Concerns are growing that Russia may invade Ukraine in the coming months.
Per Fox News:
U.S. officials believe Russia is planning a multi-front military invasion of Ukraine, involving as many as 175,000 troops, as soon as early 2022, Fox News has confirmed.
Breitbart also reports:
Ukraine Defense Minister Oleksiy Reznikov warned on Friday that Russia now has over 94,000 troops massed along the border and could be plotting an invasion before the end of January 2022.
What’s going on?
Based on the most recent comments from Russian Foreign Minister Sergei Lavrov, Russian President Vladimir Putin is trying to stop Ukraine from becoming part of NATO.
Lavrov is specifically quoted as saying that Putin has called for the West to “rule out any further eastward expansion of NATO and the deployment of weapons systems posing a threat to us in close proximity to Russia’s territory.”
This appears to be the reason why Russia is amassing troops along the Ukrainian border.
Reznikov revealed that Russia has been using a tactic wherein Russian troops advance to the Ukrainian border, set up camp for a while, and then take off, leaving their weapons behind, so that when they return they are ready to fight.
The U.S. response
On Friday, President Joe Biden said that he is going to make it “very, very difficult” for Russia to invade Ukraine.
“What I am doing is putting together what I believe to be will be the most comprehensive and meaningful set of initiatives to make it very, very difficult for Mr.

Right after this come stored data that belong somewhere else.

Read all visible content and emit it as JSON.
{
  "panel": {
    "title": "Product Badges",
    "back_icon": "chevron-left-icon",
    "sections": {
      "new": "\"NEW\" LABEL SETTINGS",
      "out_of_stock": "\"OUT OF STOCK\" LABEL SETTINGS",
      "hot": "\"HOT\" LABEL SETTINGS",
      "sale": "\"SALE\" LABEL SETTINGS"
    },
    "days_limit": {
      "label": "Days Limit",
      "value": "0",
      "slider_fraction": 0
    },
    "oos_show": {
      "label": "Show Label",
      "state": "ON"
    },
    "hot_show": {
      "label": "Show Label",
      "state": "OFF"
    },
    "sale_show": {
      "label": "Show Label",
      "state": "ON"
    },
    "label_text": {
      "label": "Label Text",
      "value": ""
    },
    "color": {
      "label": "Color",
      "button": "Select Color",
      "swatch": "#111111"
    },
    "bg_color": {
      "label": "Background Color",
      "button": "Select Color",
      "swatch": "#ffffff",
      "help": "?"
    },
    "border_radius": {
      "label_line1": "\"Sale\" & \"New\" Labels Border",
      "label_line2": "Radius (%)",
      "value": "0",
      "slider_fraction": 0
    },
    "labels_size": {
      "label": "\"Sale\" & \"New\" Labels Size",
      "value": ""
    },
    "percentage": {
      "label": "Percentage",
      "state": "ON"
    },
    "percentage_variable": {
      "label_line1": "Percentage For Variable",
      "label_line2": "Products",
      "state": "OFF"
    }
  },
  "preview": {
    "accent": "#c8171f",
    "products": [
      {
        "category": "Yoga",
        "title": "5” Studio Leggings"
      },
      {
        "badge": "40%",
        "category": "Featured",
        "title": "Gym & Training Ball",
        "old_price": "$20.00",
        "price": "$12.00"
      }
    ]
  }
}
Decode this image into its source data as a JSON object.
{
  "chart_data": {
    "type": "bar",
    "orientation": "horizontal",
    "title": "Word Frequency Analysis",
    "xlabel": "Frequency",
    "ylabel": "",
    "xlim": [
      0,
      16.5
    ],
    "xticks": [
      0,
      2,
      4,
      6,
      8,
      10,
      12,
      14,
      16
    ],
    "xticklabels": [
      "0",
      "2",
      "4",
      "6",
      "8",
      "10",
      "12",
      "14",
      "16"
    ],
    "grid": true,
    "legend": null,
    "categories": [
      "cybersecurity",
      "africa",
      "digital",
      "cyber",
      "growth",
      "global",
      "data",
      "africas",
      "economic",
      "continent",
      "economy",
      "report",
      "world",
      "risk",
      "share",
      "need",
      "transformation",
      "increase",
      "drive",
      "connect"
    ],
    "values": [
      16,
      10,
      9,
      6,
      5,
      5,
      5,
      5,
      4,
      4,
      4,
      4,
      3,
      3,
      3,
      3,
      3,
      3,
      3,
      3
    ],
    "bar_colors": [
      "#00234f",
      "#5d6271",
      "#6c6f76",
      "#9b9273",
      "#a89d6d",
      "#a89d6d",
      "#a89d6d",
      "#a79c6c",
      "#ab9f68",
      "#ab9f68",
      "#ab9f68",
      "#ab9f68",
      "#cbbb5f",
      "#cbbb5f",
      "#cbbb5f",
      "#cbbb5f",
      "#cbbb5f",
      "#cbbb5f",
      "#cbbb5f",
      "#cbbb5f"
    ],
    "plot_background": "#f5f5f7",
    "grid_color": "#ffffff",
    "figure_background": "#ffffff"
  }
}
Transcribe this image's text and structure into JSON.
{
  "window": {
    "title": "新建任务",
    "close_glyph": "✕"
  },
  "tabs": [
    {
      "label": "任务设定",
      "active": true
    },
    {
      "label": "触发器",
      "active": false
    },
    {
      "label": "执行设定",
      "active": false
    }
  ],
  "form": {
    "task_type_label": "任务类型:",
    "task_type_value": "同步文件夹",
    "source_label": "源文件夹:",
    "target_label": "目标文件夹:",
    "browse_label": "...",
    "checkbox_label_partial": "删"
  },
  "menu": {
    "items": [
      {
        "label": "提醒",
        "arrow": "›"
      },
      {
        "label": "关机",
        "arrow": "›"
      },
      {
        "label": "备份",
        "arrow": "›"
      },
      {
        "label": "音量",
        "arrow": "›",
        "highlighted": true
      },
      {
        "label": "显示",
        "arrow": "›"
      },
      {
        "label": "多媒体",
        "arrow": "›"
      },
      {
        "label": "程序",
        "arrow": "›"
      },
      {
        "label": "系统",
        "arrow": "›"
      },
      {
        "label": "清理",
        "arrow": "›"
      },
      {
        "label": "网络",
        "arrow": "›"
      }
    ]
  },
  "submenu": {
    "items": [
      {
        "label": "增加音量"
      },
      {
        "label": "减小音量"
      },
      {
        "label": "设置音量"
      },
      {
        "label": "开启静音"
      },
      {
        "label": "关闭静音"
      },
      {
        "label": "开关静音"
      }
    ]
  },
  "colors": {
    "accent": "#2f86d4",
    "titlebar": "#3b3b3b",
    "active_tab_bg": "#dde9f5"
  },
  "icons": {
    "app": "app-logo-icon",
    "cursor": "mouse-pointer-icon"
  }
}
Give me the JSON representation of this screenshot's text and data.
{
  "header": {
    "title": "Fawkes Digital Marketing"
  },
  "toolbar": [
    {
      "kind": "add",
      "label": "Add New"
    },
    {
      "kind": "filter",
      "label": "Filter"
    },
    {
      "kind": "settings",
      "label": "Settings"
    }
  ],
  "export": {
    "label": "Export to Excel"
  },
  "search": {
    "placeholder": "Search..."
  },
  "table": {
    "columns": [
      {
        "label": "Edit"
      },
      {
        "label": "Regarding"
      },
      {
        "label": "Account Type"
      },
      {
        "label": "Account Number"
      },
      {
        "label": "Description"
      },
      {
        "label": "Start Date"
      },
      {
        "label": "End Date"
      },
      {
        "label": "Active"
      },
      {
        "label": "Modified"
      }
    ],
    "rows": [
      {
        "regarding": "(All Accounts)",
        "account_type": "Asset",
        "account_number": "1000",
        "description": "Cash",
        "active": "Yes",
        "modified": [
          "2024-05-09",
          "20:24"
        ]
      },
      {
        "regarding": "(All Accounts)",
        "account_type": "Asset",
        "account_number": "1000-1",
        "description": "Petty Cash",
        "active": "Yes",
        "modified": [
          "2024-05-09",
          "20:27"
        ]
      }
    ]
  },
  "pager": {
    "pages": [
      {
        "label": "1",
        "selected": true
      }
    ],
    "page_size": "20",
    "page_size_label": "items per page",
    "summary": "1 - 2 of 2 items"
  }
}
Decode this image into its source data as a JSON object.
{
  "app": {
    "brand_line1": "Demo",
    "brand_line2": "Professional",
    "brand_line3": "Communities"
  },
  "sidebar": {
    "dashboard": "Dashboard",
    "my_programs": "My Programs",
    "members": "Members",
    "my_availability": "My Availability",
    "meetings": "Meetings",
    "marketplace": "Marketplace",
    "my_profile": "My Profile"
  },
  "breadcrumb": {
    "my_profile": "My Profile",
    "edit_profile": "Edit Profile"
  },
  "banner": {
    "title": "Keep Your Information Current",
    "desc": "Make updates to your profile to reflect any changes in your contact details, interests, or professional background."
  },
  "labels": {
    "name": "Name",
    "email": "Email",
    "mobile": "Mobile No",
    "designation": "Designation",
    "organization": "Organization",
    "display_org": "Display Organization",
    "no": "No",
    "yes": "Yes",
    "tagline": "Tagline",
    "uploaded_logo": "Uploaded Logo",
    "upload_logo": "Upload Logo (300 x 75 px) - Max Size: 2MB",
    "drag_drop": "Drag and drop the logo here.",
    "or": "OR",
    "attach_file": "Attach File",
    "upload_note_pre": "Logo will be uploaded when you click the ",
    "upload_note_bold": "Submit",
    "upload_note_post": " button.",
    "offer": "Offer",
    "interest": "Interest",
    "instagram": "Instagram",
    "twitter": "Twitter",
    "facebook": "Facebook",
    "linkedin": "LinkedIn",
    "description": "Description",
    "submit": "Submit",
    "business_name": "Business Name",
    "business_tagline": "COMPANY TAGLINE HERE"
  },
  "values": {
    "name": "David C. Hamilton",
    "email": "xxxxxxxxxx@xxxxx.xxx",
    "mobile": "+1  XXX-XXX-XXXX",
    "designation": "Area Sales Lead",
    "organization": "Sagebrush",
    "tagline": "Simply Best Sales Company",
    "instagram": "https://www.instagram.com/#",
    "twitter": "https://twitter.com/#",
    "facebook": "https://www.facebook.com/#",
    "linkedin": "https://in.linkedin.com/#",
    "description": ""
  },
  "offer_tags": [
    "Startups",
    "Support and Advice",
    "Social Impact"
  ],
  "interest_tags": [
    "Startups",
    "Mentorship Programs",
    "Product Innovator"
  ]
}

Putin to go ahead and do what people are worried he may do,” Biden said.
What exactly this would entail is unclear, but it follows similar comments made earlier this week by Secretary of State Antony Blinken, who had met with Lavrov.
Lavrov, following the meeting, claimed that Blinken threatened Russia with new sanctions, but did not go into details. Lavrov also threatened a response from Russia if the U.S. follows through with such sanctions.
It appears that arrangements are currently being made for a conversation between Biden and Putin. A specific date is said to have been agreed upon, but this date has yet to be made public.